A photo exhibition titled A Girl is Born is opening tomorrow in Georgia's capital that speaks out against gender-biased sex selection and support to raise public awareness of the importance of treating boys and girls equally.
Dina Oganova, a Georgian documentary photographer and recipient of various prestigious awards, is behind the exhibition that will open at 5pm tomorrow at the NATO and EU Information Centre Exhibition Hall, located at Freedom Square in Tbilisi.
The exhibition, which will run until November 27, was organised by the United Nations Population Fund (UNFPA) Georgia Country Office within the framework of the United Nations (UN) Joint Programme for Gender Equality, that's funded by the Swedish government.
The exhibition is dedicated to the 16 Days of Activism against Gender-Based Violence, as Georgia is among the countries where the problem still exists.
The author of the project recorded short quotes by family members to explain why equality is important for harmonious family relations. Photo by Dina Oganova.
A survey conducted by UNFPA in 2014 showed if a family in Georgia chose to have one child, 46 percent of citizens preferred the child to be a boy.

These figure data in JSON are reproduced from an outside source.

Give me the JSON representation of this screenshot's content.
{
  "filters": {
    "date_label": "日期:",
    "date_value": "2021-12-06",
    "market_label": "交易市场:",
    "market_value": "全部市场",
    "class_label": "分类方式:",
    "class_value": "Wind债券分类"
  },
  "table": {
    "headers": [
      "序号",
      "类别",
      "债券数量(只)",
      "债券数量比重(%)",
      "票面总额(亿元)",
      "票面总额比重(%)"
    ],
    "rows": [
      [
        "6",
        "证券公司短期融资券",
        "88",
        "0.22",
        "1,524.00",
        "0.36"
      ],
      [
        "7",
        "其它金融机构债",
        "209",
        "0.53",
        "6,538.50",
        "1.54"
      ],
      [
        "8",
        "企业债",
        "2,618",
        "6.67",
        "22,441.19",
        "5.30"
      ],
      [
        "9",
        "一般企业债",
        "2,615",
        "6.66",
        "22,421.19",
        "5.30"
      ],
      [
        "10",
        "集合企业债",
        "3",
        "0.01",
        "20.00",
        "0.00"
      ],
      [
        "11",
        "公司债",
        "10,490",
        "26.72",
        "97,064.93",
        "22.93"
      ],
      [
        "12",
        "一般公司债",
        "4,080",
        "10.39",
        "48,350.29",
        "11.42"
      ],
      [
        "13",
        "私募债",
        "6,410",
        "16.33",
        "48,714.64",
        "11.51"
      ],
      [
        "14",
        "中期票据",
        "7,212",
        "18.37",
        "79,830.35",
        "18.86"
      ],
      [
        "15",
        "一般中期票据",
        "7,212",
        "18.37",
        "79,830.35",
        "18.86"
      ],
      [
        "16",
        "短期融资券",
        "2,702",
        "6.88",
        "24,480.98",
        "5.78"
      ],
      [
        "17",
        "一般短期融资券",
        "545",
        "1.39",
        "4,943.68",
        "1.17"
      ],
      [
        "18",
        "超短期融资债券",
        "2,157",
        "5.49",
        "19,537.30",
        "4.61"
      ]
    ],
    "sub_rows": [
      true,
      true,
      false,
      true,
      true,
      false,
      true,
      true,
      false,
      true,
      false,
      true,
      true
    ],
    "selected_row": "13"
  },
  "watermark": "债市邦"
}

The photo exhibition features families from Tbilisi and eastern Kakheti region that only have daughters.
The aim of the project is to raise public awareness of the importance of treating boys and girls equally, providing them with equal opportunities for development and empowerment for the benefit of the family, society and the country at large,” said UNFPA.
The woman behind the project has also recorded short quotes by family members of daughter-only families to explain why an equal approach is important for harmonious family relations and public development.
UNFPA said the "harmful practice” of gender biased sex selection negatively affected the country’s demographic situation and security.
The result of this practice in the long run is escalation of violence, economic regress and falling birth rates,” the organisation stated.
To help change society's mindset that boys were preferred over girls, UNFPA stressed it extremely important to firstly acknowledge the problem and start public discussions to change social standards and behaviours that lead to gender-biased sex selection.